Selama terjadi pembentukan gas-gas pembusukan, gelembung-gelembung

udara mengisi hampir seluruh jaringan subkutan. Gas yang terdapat di dalam

jaringan dinding tubuh akan menyebabkan terabanya krepitasi udara. Gas ini

menyebabkan pembengkakan tubuh yang menyeluruh, dan tubuh berada dalam

sikap pugilistic attitude (Basbeth F, 2009).

Scrotum dan penis dapat membesar dan membengkak, leher dan muka

dapat menggembung, bibir menonjol seperti frog-like-fashion, Kedua bola mata

keluar, lidah terjulur diantara dua gigi, ini menyebabkan mayat sulit dikenali
kembali oleh keluarganya. Pembengkakan yang terjadi pada seluruh tubuh

mengakibatkan berat badan mayat yang tadinya 57 - 63 kg sebelum mati menjadi

95 - 114 kg sesudah mati (Basbeth F, 2009).

Tekanan yang meningkat didalam rongga dada oleh karena gas

pembusukan yang terjadi didalam cavum abdominal menyebabkan pengeluaran

udara dan cairan pembusukan yang berasal dari trachea dan bronchus terdorong

keluar, bersama-sama dengan cairan darah yang keluar melalui mulut dan hidung.

Cairan pembusukan dapat ditemukan di dalam rongga dada, ini harus dibedakan

dengan hematotorak dan biasanya cairan pembusukan ini tidak lebih dari 200 cc.

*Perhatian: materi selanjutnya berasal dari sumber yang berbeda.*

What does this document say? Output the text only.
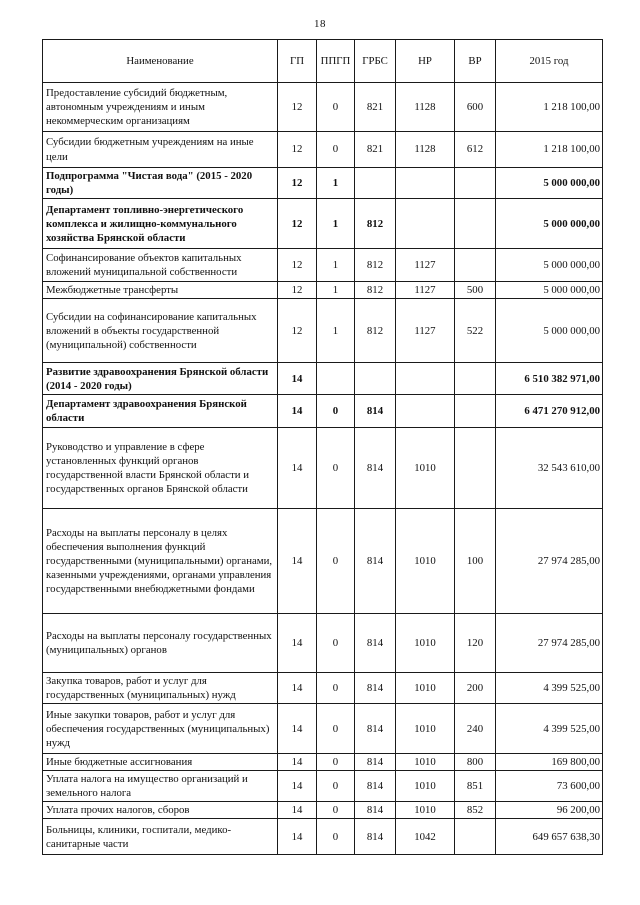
18
Наименование	ГП	ППГП	ГРБС	НР	ВР	2015 год
Предоставление субсидий бюджетным, автономным учреждениям и иным некоммерческим организациям	12	0	821	1128	600	1 218 100,00
Субсидии бюджетным учреждениям на иные цели	12	0	821	1128	612	1 218 100,00
Подпрограмма "Чистая вода" (2015 - 2020 годы)	12	1				5 000 000,00
Департамент топливно-энергетического комплекса и жилищно-коммунального хозяйства Брянской области	12	1	812			5 000 000,00
Софинансирование объектов капитальных вложений муниципальной собственности	12	1	812	1127		5 000 000,00
Межбюджетные трансферты	12	1	812	1127	500	5 000 000,00
Субсидии на софинансирование капитальных вложений в объекты государственной (муниципальной) собственности	12	1	812	1127	522	5 000 000,00
Развитие здравоохранения Брянской области (2014 - 2020 годы)	14					6 510 382 971,00
Департамент здравоохранения Брянской области	14	0	814			6 471 270 912,00
Руководство и управление в сфере установленных функций органов государственной власти Брянской области и государственных органов Брянской области	14	0	814	1010		32 543 610,00
Расходы на выплаты персоналу в целях обеспечения выполнения функций государственными (муниципальными) органами, казенными учреждениями, органами управления государственными внебюджетными фондами	14	0	814	1010	100	27 974 285,00
Расходы на выплаты персоналу государственных (муниципальных) органов	14	0	814	1010	120	27 974 285,00
Закупка товаров, работ и услуг для государственных (муниципальных) нужд	14	0	814	1010	200	4 399 525,00
Иные закупки товаров, работ и услуг для обеспечения государственных (муниципальных) нужд	14	0	814	1010	240	4 399 525,00
Иные бюджетные ассигнования	14	0	814	1010	800	169 800,00
Уплата налога на имущество организаций и земельного налога	14	0	814	1010	851	73 600,00
Уплата прочих налогов, сборов	14	0	814	1010	852	96 200,00
Больницы, клиники, госпитали, медико-санитарные части	14	0	814	1042		649 657 638,30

Pengeluaran urine dan feses dapat terjadi oleh karena tekanan intra abdominal

yang meningkat. Pada wanita uterus dapat menjadi prolaps dan fetus dapat lahir

dari uterus yang pregnan (Basbeth F, 2009).

Pada anak-anak adanya gas pembusukan dalam tengkorak dan otak

menyebabkan sutura-sutura kepala menjadi mudah terlepas. Organ-organ dalam

mempunyai kecepatan pembusukan yang berbeda-beda dalam. Jaringan

intestinal,medula adrenal dan pancreas akan mengalami autolisis dalam beberapa

jam setelah kematian. Organ-organ dalam lain seperti hati, ginjal dan limpa

merupakan organ yang cepat mengalami pembusukan. Perubahan warna pada

dinding lambung terutama di fundus dapat dilihat dalam 24 jam pertama setelah

kematian. Difusi cairan dari kandung empedu kejaringan sekitarnya menyebabkan

perubahan warna pada jaringan sekitarnya menjadi coklat kehijauan. Pada hati

dapat dilihat gambaran honey combs appearance, limpa menjadi sangat lunak dan

mudah robek, dan otak menjadi lunak (Basbeth F, 2009).

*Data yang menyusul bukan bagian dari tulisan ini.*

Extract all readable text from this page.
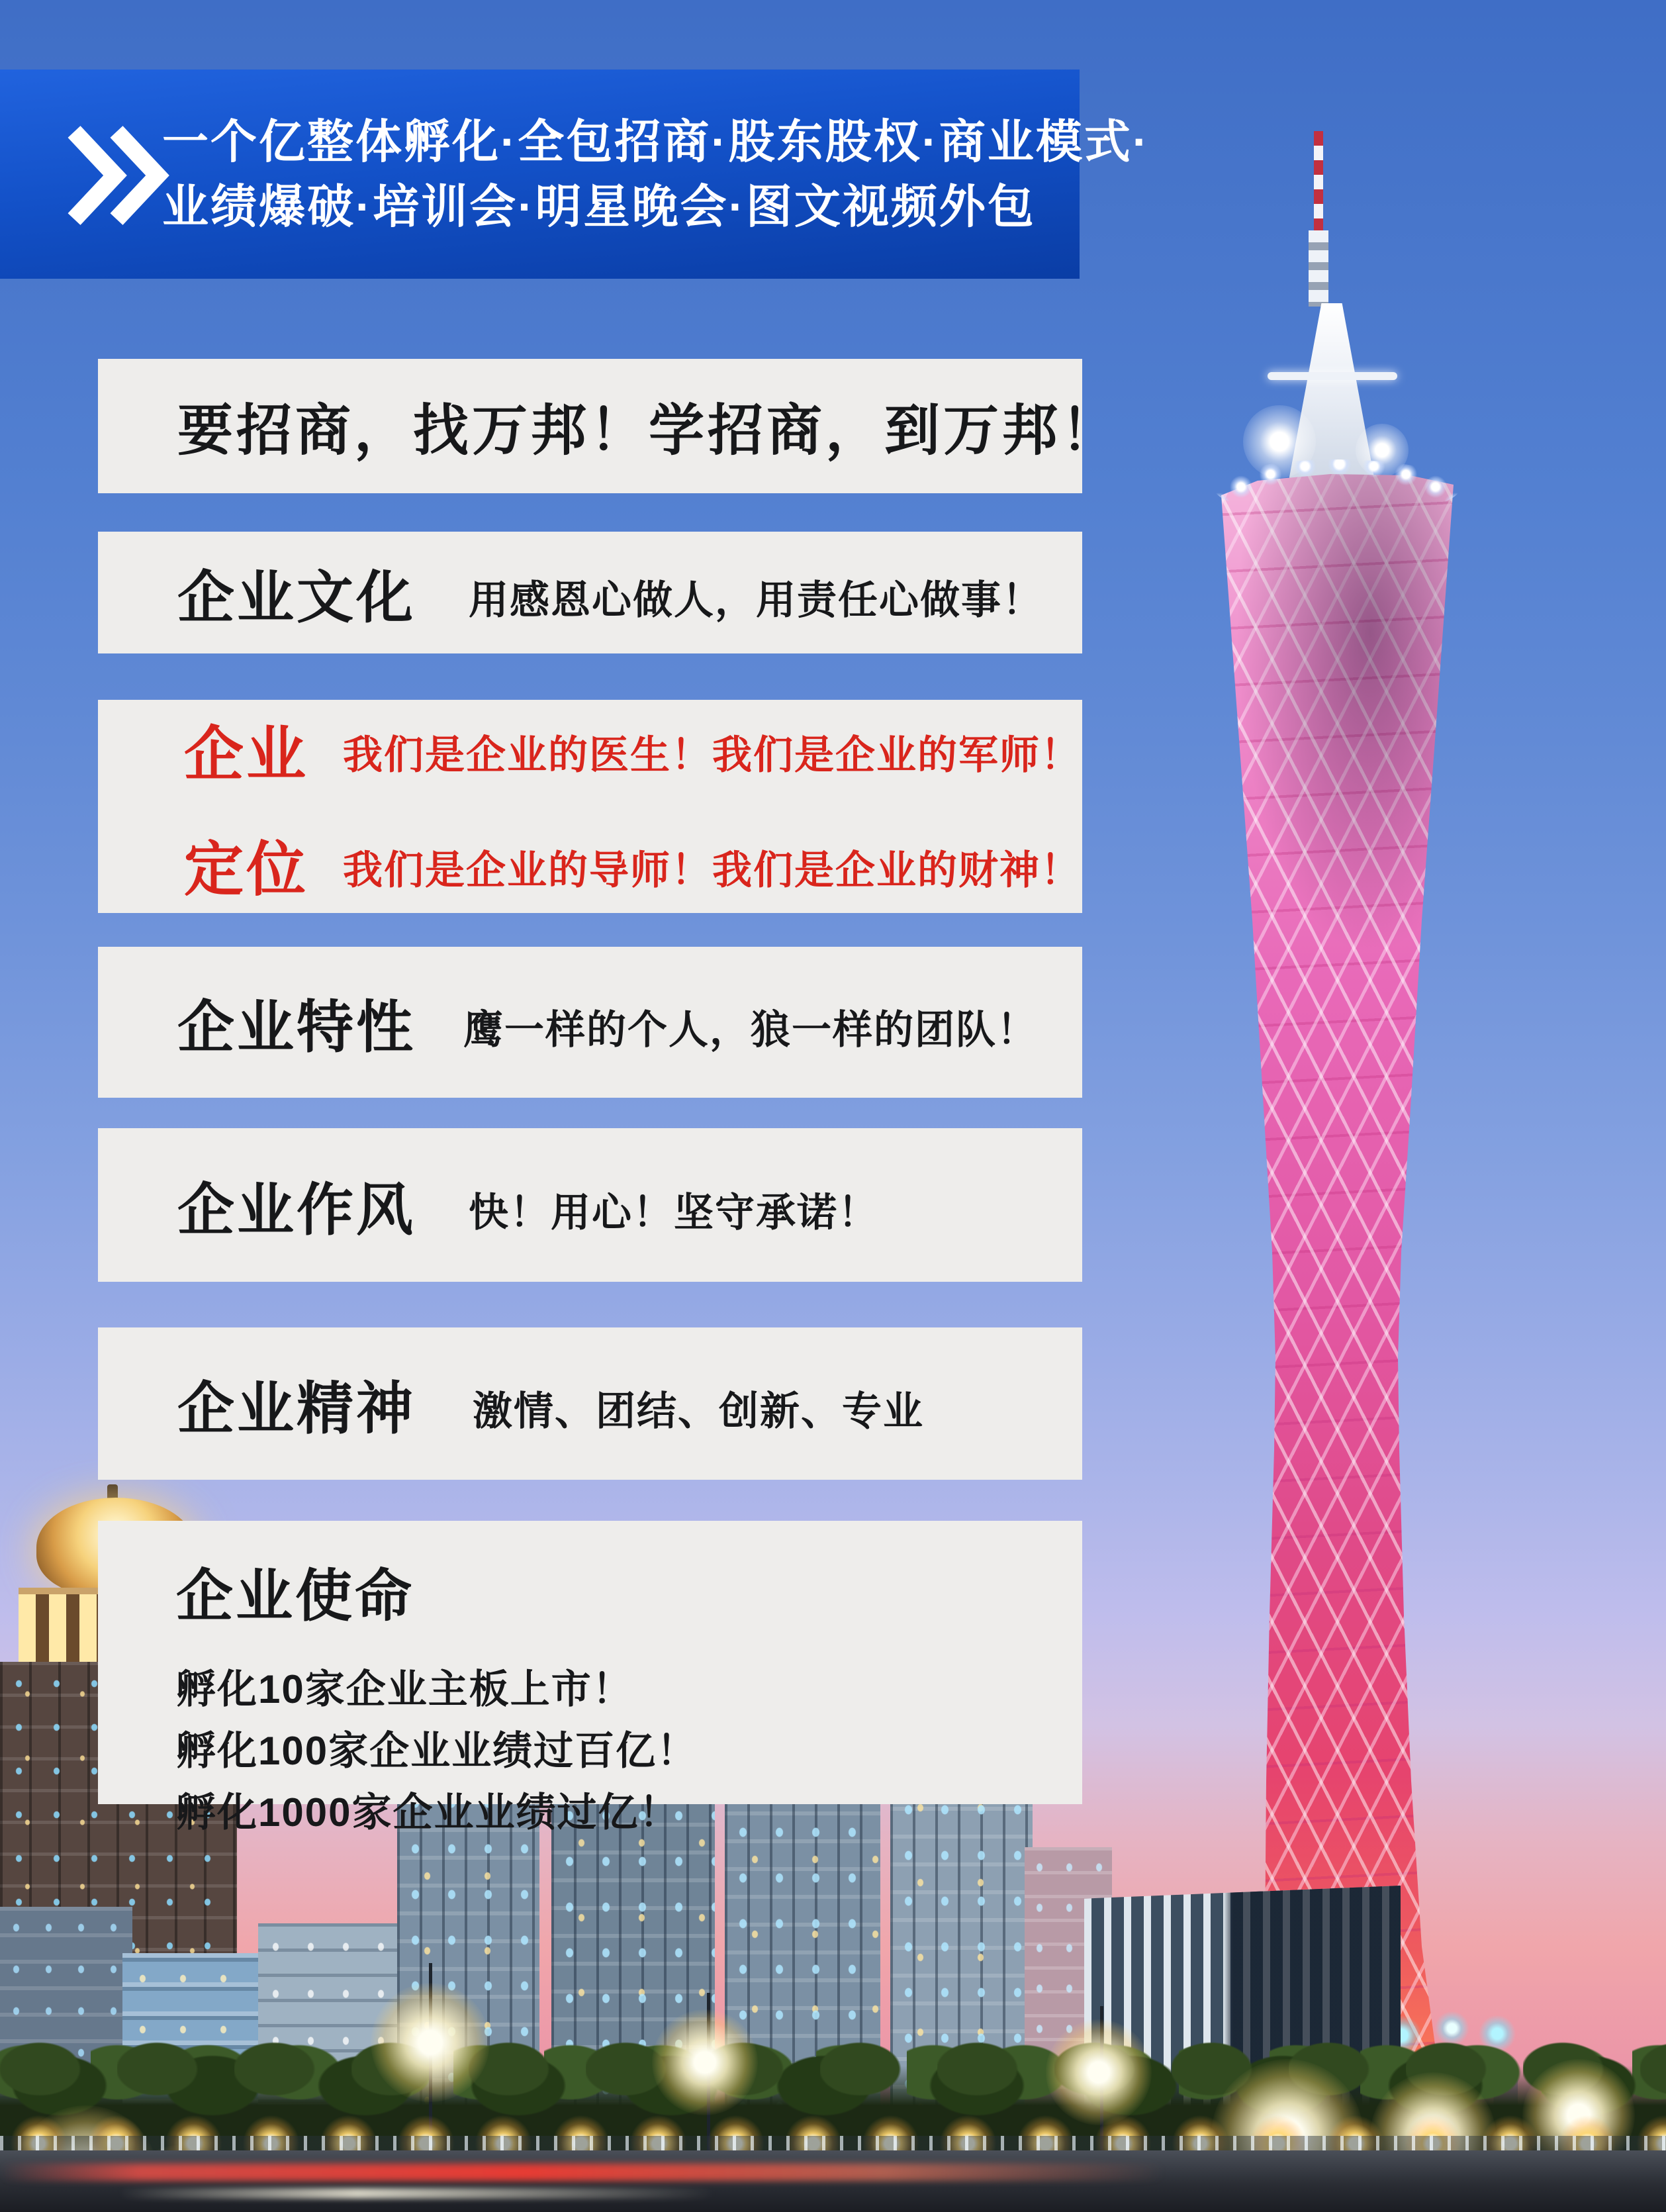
一个亿整体孵化·全包招商·股东股权·商业模式·
业绩爆破·培训会·明星晚会·图文视频外包
要招商，找万邦！学招商，到万邦！
企业文化 用感恩心做人，用责任心做事！
企业 我们是企业的医生！我们是企业的军师！
定位 我们是企业的导师！我们是企业的财神！
企业特性 鹰一样的个人，狼一样的团队！
企业作风 快！用心！坚守承诺！
企业精神 激情、团结、创新、专业
企业使命
孵化10家企业主板上市！
孵化100家企业业绩过百亿！
孵化1000家企业业绩过亿！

Organ dalam seperti paru, otot polos, otot lurik dan jantung mempunyai

kecendrungan untuk lambat mengalami pembusukan. Sedangkan uterus non

gravid, dan prostat merupakan organ yang lebih tahan terhadap pembusukan

karena strukturnya yang berbeda dengan jaringan yang lain yaitu jaringan

fibrousa. Organ-organ ini cukup mudah dikenali walaupun organ-organ lain sudah

mengalami pembusukan lanjut. Ini sangat membantu dalam penentuan identifikasi

jenis kelamin (Basbeth F, 2009).

Yang menarik pada pembusukan lanjut dari organ dalam ini adalah

pembentukan granula-granula milliary atau milliary plaques yang berukuran

kecil dengan diameter 1-3 mm yang terdapat pada permukaan serosa yang terletak

pada endotelial dari tubuh seperti pleura, peritoneum, pericardium dan

endocardium. Milliary plaques ini pertama kali ditemukan oleh Gonzales yang

secara mikroskopis berisi kalsium pospat, kalsium karbonat, sel-sel endotelial,

massa seperti sabun dan bakteri, yang secara medikolegal sering dikacaukan

dengan proses peradangan atau keracunan (Basbeth F, 2009).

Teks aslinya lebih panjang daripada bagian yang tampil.